Les désordres physiologiques : la nécrose apicale
La nécrose apicale, ou « cul noir », est un classique du jardinier. Il s’agit d’une zone noire, sèche et déprimée à la base du fruit. Ce n’est pas une maladie contagieuse, mais un désordre lié à une carence en calcium, souvent causée par un arrosage irrégulier. Lorsque le plant subit un stress hydrique, il n’achemine plus le calcium vers les fruits. Pour corriger cela, maintenez une humidité constante au pied et évitez les chocs de température.
La mécanique du soin : l’art de la prévention durable
Pour éviter de transformer votre potager en terrain d’expérimentation chimique, la prévention reste votre meilleure arme. Tout repose sur la gestion des flux d’air et du stress du plant.
Imaginez votre plant comme une structure complexe. Lorsque vous taillez ou effeuillez, le plant subit une tension. Si cette taille est effectuée par temps humide, elle ouvre une porte aux spores. En revanche, si vous taillez lors des journées ensoleillées, vous permettez au plant de cicatriser rapidement, renforçant ainsi sa résistance naturelle aux agressions extérieures.

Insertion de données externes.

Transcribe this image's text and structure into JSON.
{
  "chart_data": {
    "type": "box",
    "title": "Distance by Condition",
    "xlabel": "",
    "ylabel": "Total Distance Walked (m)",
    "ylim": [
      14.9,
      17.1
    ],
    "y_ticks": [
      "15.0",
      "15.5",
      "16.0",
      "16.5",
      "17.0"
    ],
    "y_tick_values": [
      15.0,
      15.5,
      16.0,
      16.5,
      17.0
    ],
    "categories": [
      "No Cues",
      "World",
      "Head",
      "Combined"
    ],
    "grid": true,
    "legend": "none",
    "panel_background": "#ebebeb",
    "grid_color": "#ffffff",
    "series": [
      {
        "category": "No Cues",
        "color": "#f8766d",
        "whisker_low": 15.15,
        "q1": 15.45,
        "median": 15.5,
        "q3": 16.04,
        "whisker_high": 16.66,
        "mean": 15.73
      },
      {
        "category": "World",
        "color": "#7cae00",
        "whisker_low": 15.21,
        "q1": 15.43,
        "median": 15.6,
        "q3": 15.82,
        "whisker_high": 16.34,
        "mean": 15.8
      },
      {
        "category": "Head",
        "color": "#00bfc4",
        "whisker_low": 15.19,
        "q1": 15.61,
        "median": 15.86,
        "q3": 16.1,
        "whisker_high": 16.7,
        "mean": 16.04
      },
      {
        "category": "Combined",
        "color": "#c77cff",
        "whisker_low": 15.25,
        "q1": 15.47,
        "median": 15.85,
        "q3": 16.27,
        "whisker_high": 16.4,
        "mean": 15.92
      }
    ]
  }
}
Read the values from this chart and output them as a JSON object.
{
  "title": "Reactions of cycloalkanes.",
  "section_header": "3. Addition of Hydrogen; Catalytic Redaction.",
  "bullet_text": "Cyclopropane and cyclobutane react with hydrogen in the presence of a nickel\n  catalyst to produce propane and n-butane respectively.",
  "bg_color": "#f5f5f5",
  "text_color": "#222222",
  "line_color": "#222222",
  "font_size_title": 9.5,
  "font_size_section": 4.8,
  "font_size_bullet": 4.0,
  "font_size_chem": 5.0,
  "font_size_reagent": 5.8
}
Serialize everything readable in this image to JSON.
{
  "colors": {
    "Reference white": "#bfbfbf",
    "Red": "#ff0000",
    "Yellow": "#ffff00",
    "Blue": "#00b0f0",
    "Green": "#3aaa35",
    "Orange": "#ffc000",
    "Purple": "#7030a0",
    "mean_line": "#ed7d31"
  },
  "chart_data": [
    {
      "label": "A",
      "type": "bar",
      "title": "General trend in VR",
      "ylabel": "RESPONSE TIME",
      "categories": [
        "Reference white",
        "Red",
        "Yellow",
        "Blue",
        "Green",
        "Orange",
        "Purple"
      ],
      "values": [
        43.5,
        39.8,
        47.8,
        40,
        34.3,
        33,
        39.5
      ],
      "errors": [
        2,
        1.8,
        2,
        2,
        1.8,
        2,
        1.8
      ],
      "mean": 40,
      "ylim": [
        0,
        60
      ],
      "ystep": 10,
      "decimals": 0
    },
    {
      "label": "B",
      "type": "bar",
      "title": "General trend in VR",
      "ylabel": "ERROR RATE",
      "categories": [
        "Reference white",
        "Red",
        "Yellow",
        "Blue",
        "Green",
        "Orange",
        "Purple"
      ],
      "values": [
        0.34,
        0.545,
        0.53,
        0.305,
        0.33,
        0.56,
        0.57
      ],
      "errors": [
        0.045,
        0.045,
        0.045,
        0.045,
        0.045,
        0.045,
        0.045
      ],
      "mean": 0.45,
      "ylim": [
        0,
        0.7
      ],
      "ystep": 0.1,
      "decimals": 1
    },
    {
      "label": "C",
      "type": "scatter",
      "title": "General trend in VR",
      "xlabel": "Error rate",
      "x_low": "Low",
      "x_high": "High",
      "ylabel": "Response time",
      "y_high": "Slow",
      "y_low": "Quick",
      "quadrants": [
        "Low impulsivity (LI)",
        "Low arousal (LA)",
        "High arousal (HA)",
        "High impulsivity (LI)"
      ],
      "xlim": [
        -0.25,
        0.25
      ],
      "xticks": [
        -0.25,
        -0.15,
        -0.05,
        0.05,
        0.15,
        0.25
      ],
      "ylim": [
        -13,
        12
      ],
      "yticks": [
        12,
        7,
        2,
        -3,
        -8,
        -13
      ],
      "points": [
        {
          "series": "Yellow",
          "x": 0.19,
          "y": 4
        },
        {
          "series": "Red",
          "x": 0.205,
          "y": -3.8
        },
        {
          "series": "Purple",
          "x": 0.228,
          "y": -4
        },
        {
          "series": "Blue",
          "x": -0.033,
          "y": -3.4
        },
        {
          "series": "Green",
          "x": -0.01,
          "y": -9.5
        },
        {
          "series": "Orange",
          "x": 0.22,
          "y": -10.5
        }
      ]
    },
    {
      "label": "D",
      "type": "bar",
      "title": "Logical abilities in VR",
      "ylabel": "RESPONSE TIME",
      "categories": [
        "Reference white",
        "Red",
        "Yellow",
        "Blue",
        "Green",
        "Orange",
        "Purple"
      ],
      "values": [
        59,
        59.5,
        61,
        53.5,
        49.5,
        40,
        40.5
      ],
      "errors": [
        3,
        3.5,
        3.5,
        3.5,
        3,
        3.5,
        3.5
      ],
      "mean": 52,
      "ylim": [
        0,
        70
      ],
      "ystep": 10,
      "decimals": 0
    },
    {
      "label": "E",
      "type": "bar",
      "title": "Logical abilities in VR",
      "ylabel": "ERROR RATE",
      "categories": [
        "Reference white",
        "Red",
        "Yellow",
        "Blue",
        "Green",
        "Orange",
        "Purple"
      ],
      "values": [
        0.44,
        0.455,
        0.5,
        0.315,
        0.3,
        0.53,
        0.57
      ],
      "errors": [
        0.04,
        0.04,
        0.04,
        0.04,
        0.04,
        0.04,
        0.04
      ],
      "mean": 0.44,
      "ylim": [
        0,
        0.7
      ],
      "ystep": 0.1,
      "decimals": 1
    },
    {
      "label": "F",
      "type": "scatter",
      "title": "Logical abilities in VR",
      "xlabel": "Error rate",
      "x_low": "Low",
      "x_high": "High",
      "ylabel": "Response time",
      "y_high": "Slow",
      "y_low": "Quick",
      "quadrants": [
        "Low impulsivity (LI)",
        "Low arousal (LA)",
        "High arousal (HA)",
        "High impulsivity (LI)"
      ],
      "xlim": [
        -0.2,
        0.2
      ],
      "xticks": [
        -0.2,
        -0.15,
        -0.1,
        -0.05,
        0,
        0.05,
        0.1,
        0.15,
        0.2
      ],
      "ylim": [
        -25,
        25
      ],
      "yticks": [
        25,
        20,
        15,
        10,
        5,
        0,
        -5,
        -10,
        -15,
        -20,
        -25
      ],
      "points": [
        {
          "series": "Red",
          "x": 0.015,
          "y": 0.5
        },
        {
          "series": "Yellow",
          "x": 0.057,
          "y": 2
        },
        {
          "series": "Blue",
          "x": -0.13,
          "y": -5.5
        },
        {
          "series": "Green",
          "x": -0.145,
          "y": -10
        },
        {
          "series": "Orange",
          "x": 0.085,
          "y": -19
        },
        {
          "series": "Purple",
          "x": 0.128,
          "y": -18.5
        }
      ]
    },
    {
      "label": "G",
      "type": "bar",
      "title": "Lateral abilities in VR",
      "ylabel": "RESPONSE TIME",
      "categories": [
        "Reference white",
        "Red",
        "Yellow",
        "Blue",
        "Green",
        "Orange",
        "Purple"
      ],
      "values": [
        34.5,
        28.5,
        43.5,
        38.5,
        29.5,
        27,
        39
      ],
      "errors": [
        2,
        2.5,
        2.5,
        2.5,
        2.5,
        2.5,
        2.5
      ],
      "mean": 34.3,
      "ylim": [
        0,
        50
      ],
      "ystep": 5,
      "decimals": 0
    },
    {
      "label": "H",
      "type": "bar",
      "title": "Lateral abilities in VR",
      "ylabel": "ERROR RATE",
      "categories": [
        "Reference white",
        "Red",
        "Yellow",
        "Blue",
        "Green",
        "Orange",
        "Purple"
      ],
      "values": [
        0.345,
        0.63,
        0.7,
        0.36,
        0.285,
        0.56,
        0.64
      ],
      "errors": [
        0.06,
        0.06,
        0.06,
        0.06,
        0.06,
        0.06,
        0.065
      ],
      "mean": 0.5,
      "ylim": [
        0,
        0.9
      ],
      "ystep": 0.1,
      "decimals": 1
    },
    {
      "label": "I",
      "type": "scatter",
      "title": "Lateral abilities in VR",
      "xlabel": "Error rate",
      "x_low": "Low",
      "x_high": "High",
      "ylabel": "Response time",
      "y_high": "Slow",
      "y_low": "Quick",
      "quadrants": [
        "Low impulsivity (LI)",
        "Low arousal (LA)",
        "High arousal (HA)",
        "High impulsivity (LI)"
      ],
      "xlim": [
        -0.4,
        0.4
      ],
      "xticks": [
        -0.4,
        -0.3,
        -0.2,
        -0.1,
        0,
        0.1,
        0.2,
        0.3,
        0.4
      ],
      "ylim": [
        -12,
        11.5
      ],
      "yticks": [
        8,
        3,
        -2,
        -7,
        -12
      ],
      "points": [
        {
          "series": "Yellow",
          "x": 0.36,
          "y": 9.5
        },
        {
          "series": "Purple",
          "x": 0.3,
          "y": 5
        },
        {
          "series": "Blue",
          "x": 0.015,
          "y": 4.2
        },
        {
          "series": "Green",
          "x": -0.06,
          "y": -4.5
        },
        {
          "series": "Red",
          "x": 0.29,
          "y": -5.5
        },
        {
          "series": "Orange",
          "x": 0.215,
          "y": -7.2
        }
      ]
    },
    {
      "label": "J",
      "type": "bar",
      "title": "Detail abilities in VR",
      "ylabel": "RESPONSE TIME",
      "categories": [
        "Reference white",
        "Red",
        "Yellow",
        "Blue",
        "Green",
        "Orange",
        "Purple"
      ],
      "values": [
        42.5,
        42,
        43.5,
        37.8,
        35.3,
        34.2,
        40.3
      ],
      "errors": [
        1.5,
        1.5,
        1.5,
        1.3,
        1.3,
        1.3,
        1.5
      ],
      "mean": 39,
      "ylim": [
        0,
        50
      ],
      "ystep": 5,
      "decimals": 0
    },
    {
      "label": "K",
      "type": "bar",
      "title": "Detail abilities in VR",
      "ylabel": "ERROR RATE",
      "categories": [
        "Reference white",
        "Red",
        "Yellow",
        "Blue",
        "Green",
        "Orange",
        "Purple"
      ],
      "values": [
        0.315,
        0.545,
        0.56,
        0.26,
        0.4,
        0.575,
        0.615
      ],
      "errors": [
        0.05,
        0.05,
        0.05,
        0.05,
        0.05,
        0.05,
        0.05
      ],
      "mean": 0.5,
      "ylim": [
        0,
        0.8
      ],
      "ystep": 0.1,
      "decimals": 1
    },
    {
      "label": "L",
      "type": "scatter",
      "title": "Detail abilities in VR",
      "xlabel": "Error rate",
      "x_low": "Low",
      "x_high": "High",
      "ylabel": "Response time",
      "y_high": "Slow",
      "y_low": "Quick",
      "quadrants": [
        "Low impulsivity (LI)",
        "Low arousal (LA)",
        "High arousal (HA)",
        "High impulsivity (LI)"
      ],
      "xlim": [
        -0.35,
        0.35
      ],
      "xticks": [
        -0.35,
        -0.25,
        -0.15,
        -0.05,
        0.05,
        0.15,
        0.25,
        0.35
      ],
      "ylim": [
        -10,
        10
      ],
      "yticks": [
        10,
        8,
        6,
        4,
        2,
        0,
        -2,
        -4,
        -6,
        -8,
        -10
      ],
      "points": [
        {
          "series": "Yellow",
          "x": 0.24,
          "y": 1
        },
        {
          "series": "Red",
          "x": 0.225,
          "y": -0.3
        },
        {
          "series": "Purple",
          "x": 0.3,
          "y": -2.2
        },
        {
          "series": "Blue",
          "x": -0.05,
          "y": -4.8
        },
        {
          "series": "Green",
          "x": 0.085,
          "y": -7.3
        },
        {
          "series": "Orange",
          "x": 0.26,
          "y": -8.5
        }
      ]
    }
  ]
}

Règles d’or pour un potager sain
La rotation des cultures est indispensable : ne plantez jamais vos tomates au même endroit deux années de suite pour casser le cycle des champignons dans le sol. Pratiquez un arrosage localisé, sans jamais mouiller le feuillage, en utilisant un système de goutte-à-goutte ou en versant l’eau au pied. Dans une serre, assurez une ventilation maximale dès que les températures grimpent. Enfin, installez un paillage épais pour empêcher les spores présentes dans la terre d’être projetées sur les feuilles basses lors des pluies.
| Symptôme | Maladie probable | Traitement naturel recommandé |
|---|---|---|
| Taches brunes huileuses | Mildiou | Bouillie bordelaise |
| Poudre blanche sur feuilles | Oïdium | Décoction de prêle ou soufre |
| Zone noire sous le fruit | Nécrose apicale | Arrosage régulier, apport de calcium |
| Feuilles marbrées/déformées | Virus (Mosaïque) | Arrachage et élimination |
En fin de saison, ne laissez jamais les pieds malades sur place. Brûlez-les ou jetez-les avec les déchets ménagers, mais ne les mettez jamais au compost, car les spores des champignons peuvent survivre et revenir hanter votre culture l’année suivante.